If approved, wine fermented by the Vignoble Vertefeuille vineyard in La Prairie, Que., could soon be incorporated into the eucharistic celebrations, the first Quebec product to be used since 2015.
Norman Lévesque, who led the first push to introduce eco-friendly altar wine when he joined the Green Churches Network in 2009, played an instrumental role in identifying Vignoble Vertefeuille as a potential partner. It follows on his previous experience in using a local winery to supply altar wine when in 2010 he successfully identified a Mass wine partner in Domaine des Cotes d’Ardoise, a 7,500-hectare vineyard at Dunham, Que.
The Vignoble Vertefeuille white wine would be made available in more than 1,400 Catholic churches throughout Quebec if approved. Protestant and Orthodox churches also opted to incorporate this eco-friendly product, said Lévesque.
Before the local vineyard stepped up, wine was imported from a vineyard from over 4,000 kilometres away in California, an arrangement that creates a larger ecological footprint despite efforts to lessen the ecological effects by the California partner. The Green Churches Network is a non-profit organization with a mission statement to “equip faith communities to opt for better ecological practices while educating members to live in a way that stewards Creation,” and Lévesque saw a local solution at hand.
Lévesque, a Catholic, said the original arrangement worked nicely from 2010 through 2015, when a drought hit.
“There was an excessively warm summer in Quebec in 2015. They were hit with a lot of problems and they wanted to save their wine production so they added ingredients to it. I am guessing they added alcohol to it. They were very transparent about it and said, ‘sorry, we don’t have any altar wine for you this year,’ ” he said.
Adding components is not permitted as canonical law dictates sacramental wine must be naturally fermented by grapes. It cannot be soured or have any vinegar or artificial ingredients included.

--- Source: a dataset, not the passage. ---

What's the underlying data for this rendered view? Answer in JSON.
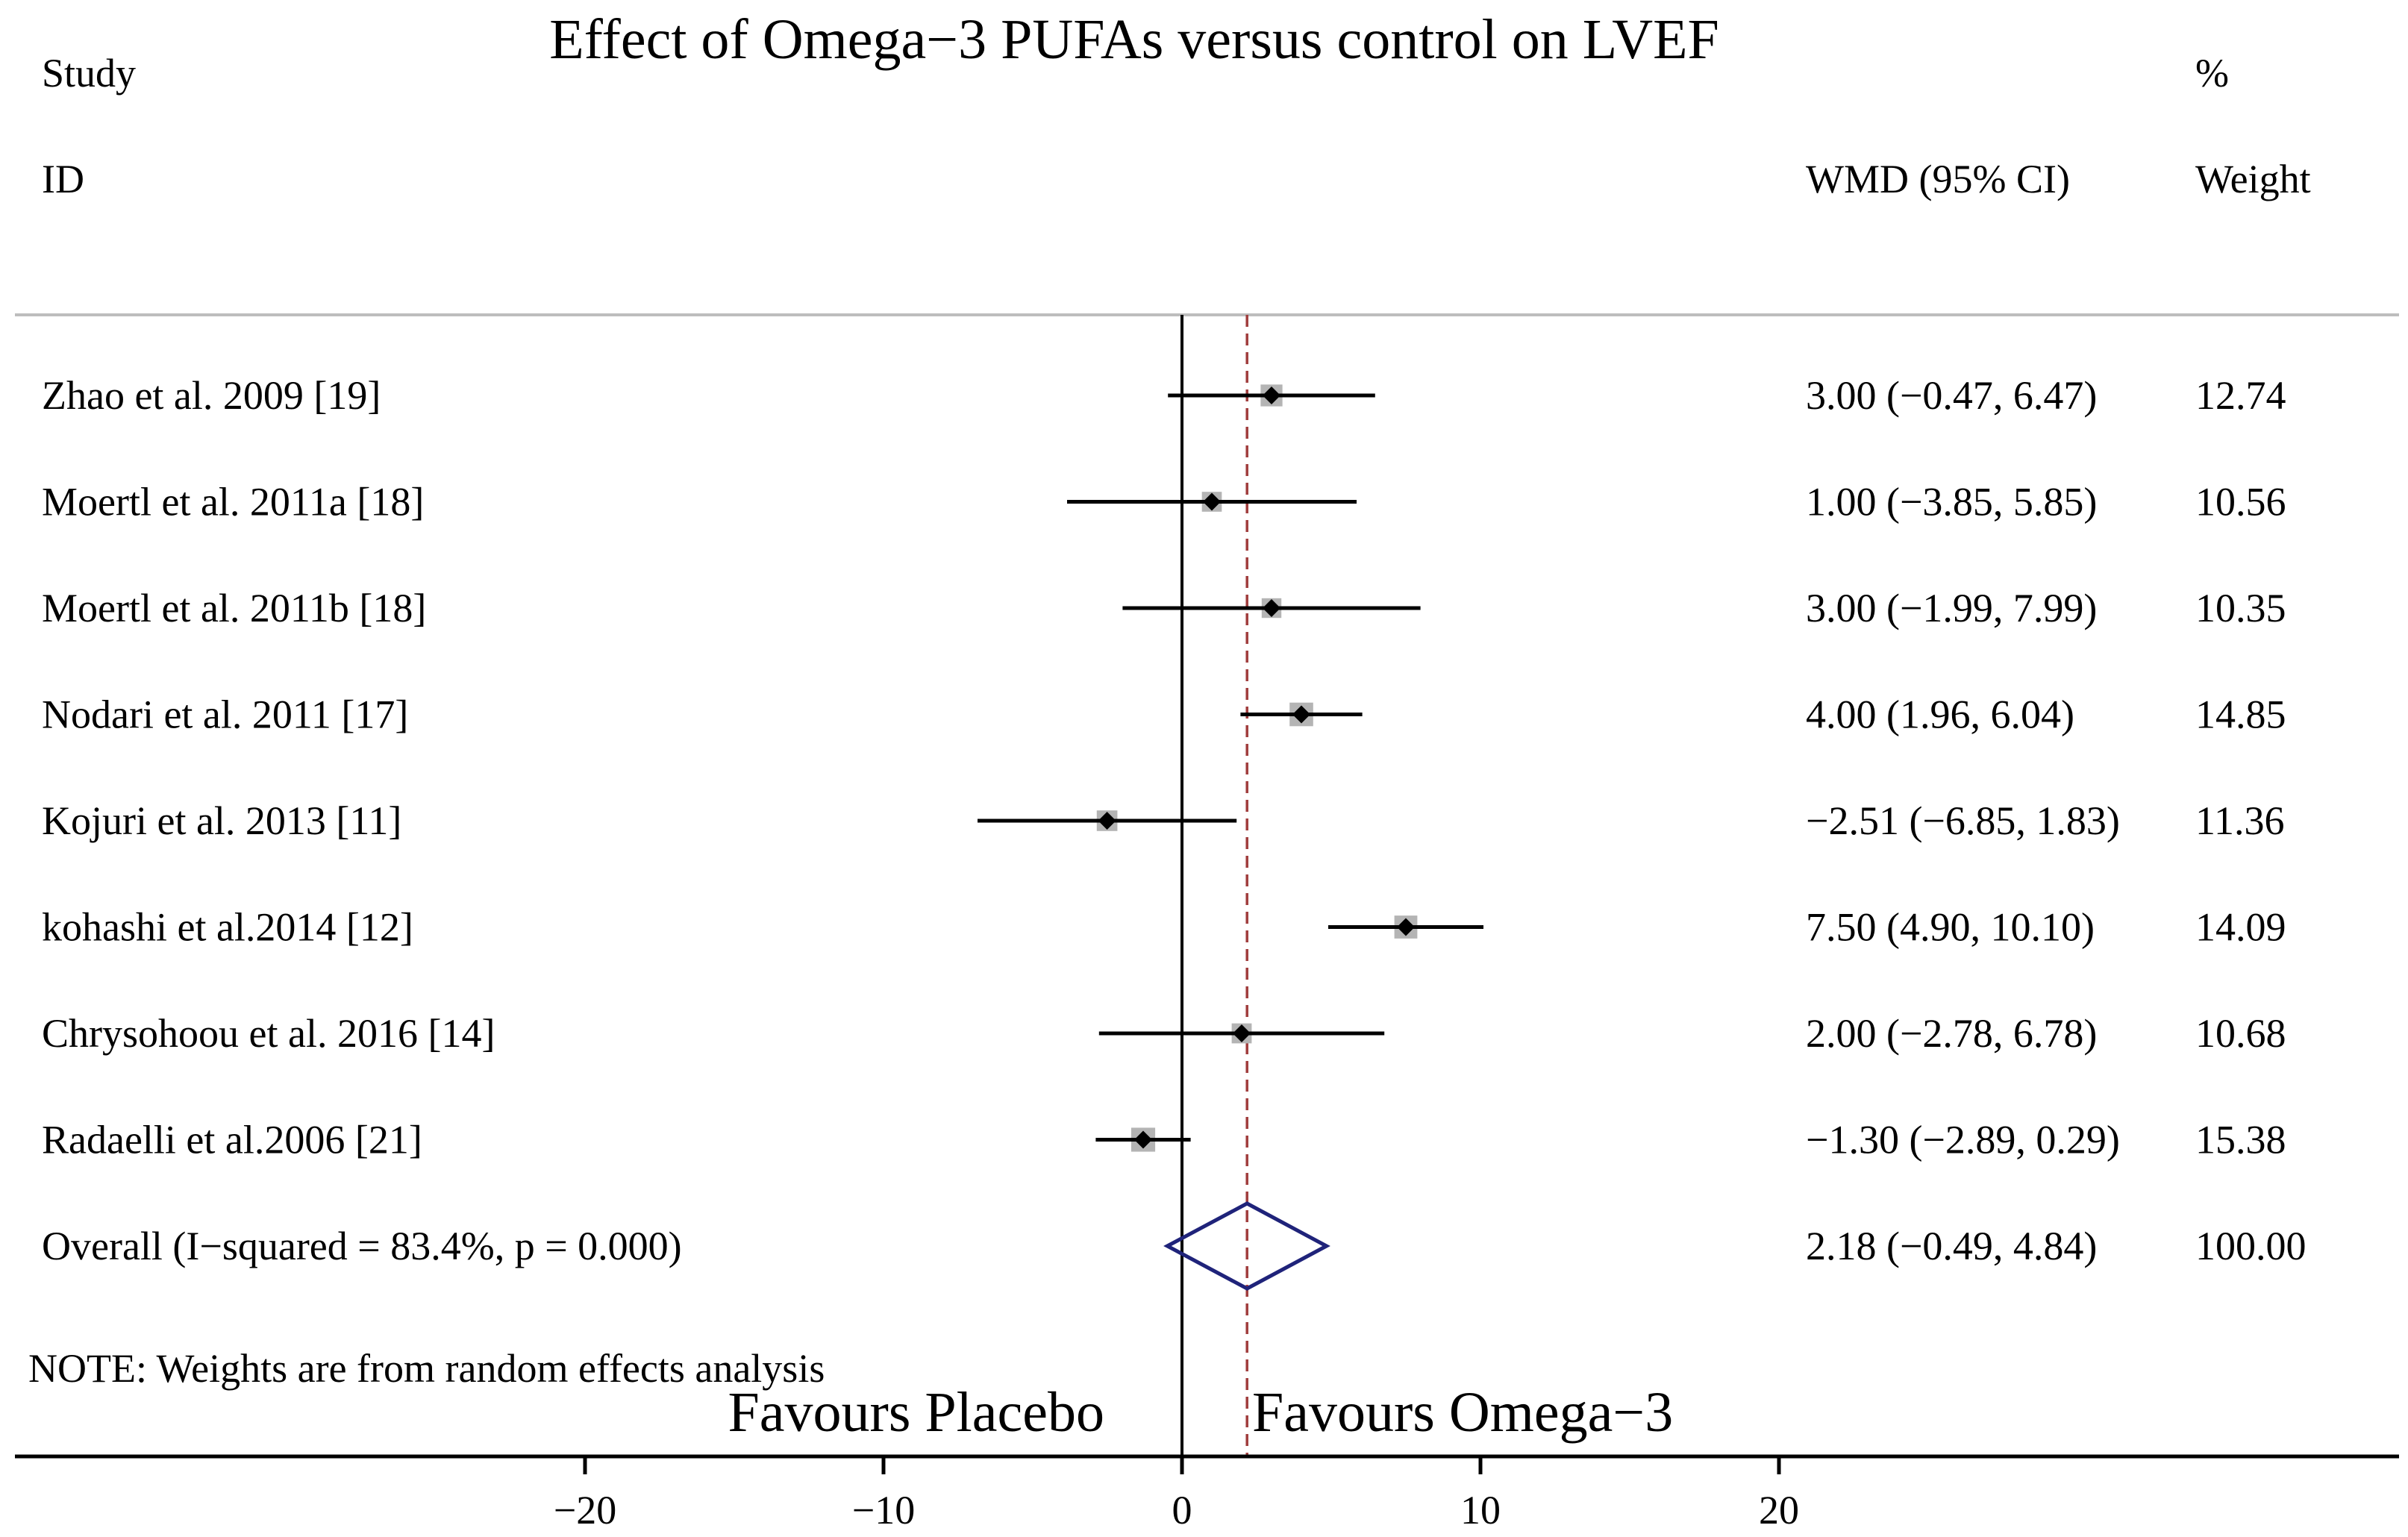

Lévesque said there were promising discussions with other wineries in the five years following the conclusion of the Domaine des Cotes d’Ardoise arrangement, but the potential partnership with Vignoble Vertefeuille represents the closest the Green Churches Network has come to getting eco-friendly, Quebec-fermented wine back into Masses.
The first-time green sacramental wine was approved, that seal of approval was granted by the Ordinary office, but Levesque discovered through research over the years that the Quebec bishops in the 1950s decreed that Montreal’s chancery office should determine if a new wine should be approved.
“I informed the chancery in October (of the new wine), and I have had to send a lot of e-mails for them to take the matter seriously,” said Levesque. “This has not been a natural process for them because they are being asked to do something that the bishops voted on in the ’50s.”
If the chancery ultimately provides a seal of approval, the wine will be sent to the labs of the Société des alcools du Québec (SAQ), who will make a final determination if the Vignoble Vertefeuille product will be designated as altar wine.